Si les chiffres donnent le vertige, il serait injuste d'ignorer les efforts accomplis. Sous la pression des autorités prudentielles, qui avaient d'abord sous-estimé les dangers d'une finance à la créativité débridée, les banques ont partout renforcé leurs fonds propres, de quelque 1.500 milliards de dollars au total. Si l'Union européenne a enterré le rapport Liikanen, qui proposait la même réforme que Roosevelt, elle a mis en place une nouvelle architecture prudentielle qui impose des règles particulièrement strictes aux grandes banques. « Le système financier international est beaucoup plus robuste qu'avant 2008, mais l'économie mondiale reste menacée par l'excès de dette », écrit l'ancien président de l'autorité de régulation britannique Adair Turner dans le « Financial Times ».

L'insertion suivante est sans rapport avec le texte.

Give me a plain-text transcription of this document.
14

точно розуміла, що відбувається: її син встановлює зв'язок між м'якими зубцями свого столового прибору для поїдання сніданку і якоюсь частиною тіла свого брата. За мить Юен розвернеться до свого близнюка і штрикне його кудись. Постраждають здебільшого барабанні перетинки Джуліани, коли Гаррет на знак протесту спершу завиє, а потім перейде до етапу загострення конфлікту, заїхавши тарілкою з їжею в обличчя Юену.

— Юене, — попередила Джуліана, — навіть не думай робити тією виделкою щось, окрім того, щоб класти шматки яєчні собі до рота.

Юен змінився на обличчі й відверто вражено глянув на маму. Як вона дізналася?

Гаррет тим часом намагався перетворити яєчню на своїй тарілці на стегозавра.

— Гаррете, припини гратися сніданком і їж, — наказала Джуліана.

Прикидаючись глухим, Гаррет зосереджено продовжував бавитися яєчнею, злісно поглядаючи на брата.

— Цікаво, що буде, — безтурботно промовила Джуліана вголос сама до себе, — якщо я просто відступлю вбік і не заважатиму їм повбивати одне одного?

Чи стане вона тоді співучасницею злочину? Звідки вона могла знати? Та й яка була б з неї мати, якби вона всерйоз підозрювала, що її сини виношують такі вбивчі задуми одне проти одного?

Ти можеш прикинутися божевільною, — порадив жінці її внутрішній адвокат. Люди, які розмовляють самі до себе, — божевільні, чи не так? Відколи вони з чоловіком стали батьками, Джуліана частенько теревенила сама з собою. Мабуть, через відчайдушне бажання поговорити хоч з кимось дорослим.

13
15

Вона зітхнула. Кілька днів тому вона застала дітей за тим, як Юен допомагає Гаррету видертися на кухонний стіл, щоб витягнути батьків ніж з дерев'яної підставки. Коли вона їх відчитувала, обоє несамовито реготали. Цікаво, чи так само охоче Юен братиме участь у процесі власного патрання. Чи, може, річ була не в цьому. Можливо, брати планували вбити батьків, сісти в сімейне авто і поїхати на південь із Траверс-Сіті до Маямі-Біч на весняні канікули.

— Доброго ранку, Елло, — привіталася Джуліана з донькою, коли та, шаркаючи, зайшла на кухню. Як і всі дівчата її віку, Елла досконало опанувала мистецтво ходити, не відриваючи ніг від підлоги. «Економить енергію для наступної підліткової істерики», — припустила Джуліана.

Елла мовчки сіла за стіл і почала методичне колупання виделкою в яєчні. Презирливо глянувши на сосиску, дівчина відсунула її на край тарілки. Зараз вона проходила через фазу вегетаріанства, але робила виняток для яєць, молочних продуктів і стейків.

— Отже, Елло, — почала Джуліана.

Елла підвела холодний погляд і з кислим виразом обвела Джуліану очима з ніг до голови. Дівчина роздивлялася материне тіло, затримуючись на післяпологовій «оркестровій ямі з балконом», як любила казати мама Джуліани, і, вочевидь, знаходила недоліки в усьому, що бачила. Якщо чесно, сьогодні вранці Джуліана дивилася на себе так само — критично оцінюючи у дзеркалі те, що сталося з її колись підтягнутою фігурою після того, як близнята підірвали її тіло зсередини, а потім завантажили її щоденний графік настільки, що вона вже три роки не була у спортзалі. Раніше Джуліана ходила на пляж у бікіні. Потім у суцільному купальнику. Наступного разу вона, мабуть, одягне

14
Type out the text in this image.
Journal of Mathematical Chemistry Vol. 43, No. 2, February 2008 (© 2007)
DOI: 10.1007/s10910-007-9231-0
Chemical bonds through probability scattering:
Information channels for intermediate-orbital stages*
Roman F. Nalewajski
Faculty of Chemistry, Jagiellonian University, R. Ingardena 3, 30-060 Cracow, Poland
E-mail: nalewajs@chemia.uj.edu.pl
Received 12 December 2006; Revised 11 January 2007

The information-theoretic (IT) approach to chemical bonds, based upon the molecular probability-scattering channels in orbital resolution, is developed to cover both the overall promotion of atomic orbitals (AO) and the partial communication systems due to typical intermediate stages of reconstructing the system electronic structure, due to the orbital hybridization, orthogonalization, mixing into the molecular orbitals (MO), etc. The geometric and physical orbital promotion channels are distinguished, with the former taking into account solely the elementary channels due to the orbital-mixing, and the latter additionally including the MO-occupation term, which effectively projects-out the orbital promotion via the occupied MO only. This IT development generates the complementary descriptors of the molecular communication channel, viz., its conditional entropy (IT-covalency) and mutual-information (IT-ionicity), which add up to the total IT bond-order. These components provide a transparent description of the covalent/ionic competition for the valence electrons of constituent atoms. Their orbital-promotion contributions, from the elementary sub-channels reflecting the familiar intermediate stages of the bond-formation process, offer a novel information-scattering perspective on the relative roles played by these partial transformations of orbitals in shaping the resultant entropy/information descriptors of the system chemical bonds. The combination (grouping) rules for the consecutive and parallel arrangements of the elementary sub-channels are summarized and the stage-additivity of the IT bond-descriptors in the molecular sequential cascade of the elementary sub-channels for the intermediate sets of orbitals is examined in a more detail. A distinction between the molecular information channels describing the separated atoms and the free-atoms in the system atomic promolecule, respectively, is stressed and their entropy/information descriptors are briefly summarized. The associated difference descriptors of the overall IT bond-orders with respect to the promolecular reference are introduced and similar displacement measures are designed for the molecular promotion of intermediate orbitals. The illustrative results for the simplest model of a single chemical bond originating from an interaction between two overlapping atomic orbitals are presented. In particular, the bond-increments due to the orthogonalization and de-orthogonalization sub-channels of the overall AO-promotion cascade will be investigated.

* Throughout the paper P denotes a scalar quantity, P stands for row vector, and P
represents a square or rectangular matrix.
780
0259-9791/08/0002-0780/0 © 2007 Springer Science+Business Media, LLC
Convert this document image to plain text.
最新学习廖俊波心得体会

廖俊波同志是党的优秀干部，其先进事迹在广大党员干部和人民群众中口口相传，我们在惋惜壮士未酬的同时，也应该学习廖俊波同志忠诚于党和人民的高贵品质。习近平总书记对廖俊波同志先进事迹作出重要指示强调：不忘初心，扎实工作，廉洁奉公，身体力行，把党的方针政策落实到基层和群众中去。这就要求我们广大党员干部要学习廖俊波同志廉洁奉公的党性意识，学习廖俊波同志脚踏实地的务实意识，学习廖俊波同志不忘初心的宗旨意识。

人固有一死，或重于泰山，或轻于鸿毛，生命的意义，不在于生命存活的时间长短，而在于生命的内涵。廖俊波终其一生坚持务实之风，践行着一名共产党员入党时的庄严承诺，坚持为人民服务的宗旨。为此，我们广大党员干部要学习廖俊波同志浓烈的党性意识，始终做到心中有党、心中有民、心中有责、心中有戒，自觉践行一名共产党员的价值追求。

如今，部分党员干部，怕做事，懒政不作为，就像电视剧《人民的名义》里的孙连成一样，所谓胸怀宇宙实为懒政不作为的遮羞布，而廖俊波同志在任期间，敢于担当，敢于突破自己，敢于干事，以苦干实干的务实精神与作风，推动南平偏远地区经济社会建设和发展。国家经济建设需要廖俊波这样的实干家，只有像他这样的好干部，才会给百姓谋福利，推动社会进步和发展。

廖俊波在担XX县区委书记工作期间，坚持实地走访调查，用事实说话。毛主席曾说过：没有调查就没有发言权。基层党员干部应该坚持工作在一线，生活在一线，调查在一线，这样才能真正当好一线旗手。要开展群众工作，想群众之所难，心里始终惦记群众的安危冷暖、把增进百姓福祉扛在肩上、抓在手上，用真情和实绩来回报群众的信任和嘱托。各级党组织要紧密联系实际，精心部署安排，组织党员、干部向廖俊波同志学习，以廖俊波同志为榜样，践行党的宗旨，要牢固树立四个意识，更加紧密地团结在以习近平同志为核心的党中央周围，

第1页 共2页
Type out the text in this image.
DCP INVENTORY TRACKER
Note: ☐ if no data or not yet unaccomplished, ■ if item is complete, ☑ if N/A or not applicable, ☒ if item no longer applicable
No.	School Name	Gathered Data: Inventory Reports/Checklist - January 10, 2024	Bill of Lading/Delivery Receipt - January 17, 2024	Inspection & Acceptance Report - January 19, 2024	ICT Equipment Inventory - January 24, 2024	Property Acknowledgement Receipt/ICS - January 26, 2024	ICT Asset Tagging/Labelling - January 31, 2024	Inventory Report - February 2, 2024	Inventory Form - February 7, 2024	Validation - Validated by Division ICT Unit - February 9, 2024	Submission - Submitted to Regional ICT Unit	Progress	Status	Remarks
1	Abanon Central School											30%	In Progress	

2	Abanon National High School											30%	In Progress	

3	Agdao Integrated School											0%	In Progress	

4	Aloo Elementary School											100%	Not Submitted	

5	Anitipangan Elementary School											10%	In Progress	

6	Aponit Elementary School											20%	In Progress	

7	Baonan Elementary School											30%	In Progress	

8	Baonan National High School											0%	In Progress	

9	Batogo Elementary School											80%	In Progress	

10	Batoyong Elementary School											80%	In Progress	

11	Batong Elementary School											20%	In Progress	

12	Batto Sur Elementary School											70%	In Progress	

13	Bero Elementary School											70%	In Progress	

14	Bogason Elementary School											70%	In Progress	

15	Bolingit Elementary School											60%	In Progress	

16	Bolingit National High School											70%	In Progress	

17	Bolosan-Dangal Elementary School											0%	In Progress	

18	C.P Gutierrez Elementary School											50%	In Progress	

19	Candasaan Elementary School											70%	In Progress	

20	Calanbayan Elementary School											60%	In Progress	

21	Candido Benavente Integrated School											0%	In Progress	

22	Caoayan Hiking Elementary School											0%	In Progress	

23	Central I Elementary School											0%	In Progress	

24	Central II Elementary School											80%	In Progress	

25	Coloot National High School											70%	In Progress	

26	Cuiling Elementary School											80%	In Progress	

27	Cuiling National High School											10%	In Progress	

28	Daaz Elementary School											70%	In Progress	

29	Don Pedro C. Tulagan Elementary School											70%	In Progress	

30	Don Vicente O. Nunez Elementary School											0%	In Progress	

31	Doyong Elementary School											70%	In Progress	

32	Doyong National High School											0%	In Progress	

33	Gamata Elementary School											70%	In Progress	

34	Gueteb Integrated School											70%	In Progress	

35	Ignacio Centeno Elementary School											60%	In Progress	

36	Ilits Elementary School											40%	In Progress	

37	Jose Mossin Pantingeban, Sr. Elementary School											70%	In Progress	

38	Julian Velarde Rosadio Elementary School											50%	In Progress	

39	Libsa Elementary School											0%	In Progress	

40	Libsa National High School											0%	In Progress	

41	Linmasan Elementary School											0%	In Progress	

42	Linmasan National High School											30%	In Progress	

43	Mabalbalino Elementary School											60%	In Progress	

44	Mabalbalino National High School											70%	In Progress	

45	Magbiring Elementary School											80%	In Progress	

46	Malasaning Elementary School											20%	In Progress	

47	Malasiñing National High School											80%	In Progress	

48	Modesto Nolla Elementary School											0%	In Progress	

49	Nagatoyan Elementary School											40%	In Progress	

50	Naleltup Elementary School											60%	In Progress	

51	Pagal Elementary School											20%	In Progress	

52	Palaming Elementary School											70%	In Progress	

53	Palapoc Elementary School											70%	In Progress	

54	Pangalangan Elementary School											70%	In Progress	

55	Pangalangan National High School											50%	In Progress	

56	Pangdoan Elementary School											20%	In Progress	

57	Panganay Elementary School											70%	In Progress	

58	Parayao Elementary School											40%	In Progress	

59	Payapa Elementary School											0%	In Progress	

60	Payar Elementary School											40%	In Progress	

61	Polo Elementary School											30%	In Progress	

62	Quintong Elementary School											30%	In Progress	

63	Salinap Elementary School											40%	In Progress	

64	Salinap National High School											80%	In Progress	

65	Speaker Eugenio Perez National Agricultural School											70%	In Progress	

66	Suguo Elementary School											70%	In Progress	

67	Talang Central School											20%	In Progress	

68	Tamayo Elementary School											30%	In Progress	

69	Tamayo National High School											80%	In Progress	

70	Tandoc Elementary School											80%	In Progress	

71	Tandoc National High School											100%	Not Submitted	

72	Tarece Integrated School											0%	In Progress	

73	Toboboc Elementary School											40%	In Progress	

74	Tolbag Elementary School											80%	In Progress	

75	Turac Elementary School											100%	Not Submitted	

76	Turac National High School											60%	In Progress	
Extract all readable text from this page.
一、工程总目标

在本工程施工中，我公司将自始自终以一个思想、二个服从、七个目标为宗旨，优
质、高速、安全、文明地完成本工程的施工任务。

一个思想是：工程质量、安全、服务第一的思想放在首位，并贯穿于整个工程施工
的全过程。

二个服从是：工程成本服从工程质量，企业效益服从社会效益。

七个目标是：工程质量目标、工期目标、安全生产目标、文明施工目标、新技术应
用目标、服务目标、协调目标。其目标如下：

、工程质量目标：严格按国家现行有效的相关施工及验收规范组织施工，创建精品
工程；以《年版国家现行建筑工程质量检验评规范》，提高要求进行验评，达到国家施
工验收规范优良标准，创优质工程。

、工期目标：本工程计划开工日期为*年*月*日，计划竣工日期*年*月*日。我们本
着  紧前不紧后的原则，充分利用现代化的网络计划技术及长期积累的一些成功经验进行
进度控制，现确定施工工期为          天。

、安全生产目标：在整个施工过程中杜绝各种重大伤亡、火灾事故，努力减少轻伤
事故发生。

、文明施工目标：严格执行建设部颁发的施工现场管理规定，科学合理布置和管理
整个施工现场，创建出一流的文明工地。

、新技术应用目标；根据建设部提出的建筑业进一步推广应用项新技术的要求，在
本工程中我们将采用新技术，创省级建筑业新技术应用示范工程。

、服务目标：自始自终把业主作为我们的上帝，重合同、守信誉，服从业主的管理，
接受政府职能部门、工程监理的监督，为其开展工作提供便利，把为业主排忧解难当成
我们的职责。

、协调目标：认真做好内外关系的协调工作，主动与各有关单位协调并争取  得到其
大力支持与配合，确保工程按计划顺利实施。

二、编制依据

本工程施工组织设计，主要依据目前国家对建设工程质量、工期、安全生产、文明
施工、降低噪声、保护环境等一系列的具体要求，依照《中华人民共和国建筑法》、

La capacité d'absorption de choc érodée

D'autant qu'à travers leurs politiques non conventionnelles, les banques centrales ont sans doute alimenté des créations de bulles et usé leurs dernières munitions. Et en sauvant les banques, les Etats se sont tellement endettés qu'ils ont perdu leur marge de manoeuvre. « Ceux qui seraient en mesure d'amortir le choc ne peuvent plus aider, sans parler de la tolérance des populations », s'inquiète Pierre Cailleteau. Par ailleurs, en forçant les banques à rééquilibrer le rapport entre les fonds propres et les actifs, pour les prémunir contre un risque de faillite ou de sauvetage, on a fait prospérer une « finance de l'ombre » qui échappe à la surveillance la plus stricte…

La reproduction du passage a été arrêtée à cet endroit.